So I made the annual pilgrimage back to Ithaca and Cornell for Homecoming. I’d love to say something about how I go back to reminisce about the quality education and think fondly of the many opportunities provides.
But I don’t. I could care less about football, and that plastic wine-glass thing that gave out as a Homecoming gift struck me as so unnecessary in my own home (where we be all fancy and use real glass) that I never even bothered checking in. I went back to see some old faces and attend my fraternity’s annual meeting, where I like to give uncomfortable glances whenever I hear/read things that are disconcerting, like steep increases in expenses, or membership decline, or things in those vein. Since none of their current membership were students while I was, I am able to get away with being a 24-year old curmudgeon. I also had a chance to see a pair of friends (one works at IC, the other is a Cornell PhD student), do acts of young alumni drunkery, and go to the Cornell Orchards for the first time ever.
Since I kept busy, I kept noticing things that I would otherwise hold off on commenting on. Like when I was doing a 4-mile morning run with my best friend, who is a Cornell employee, and we went past the Vine Street Cottages (I did not see any new homes in construction from the trail-side, but I am hopeful they’ve sold another lot or two). I could’ve went running with a camera. Could’ve cancelled lunch plans or dinner plans. But I didn’t. I know Ithaca Builds has a pretty firm grasp on these things. I passed a random house under construction near Honness Lane, and another later in the day on Hanshaw, near Freese Road.
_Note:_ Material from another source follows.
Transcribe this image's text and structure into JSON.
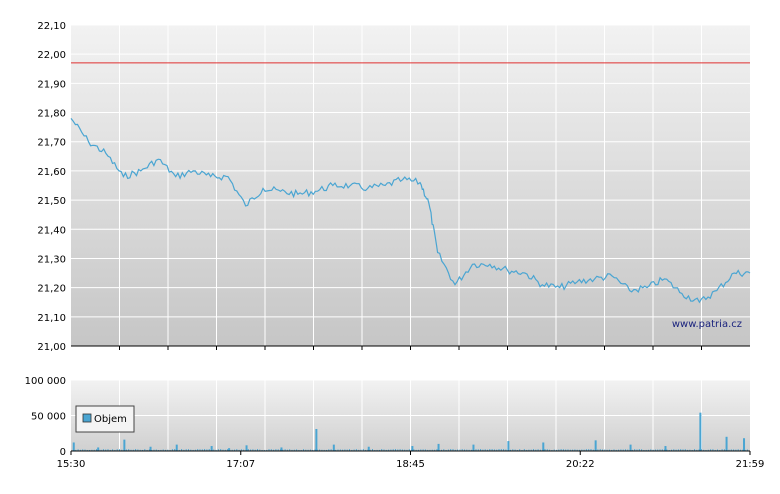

As my day went on, I kept taking mental notes, driving past the Goldwin Smith site work, Gates Hall, Seneca Way, Collegetown Terrace, into the city and past Breckenridge Place, and in an attempt to find parking for a West End restaurant, ended up seeing the structural framework going up for the new Planned Parenthood building. For better or worse, this is how my mind is wired. Two of my friends asked if I knew anything about Collegetown Terrace, and I was able to rattle off enough “fast facts” in twenty seconds that they commented that they were surprised and impressed.
It occurred to me in previous years, I would’ve been busting my hump trying to find time to dig out my camera and do a photo tour. But this year was different. I took it easy, I knew I had my stories, and Ithaca Builds has theirs, and they complement each other well. So I could take a deep breath. I could enjoy the extra time. I spent the afternoon before I left not running around like a man on a mission, camera in hand, but at my old fraternity, gathered around the open-porch lounge with about 15 of my contemporaries, some of whom I hadn’t really had a chance to talk to in ages.
It’s odd to say I don’t regret not coming back with a metric ton of photos, but this time around, I feel like my trip back was more fulfilling without them.
But, on my way out of town on 79, I did take photos of the Boiceville Cottages, since they’re outside of Ithaca Builds‘s usual haunts. Comparing to my April photos, Looks like they’ll have built at least 15 units this year.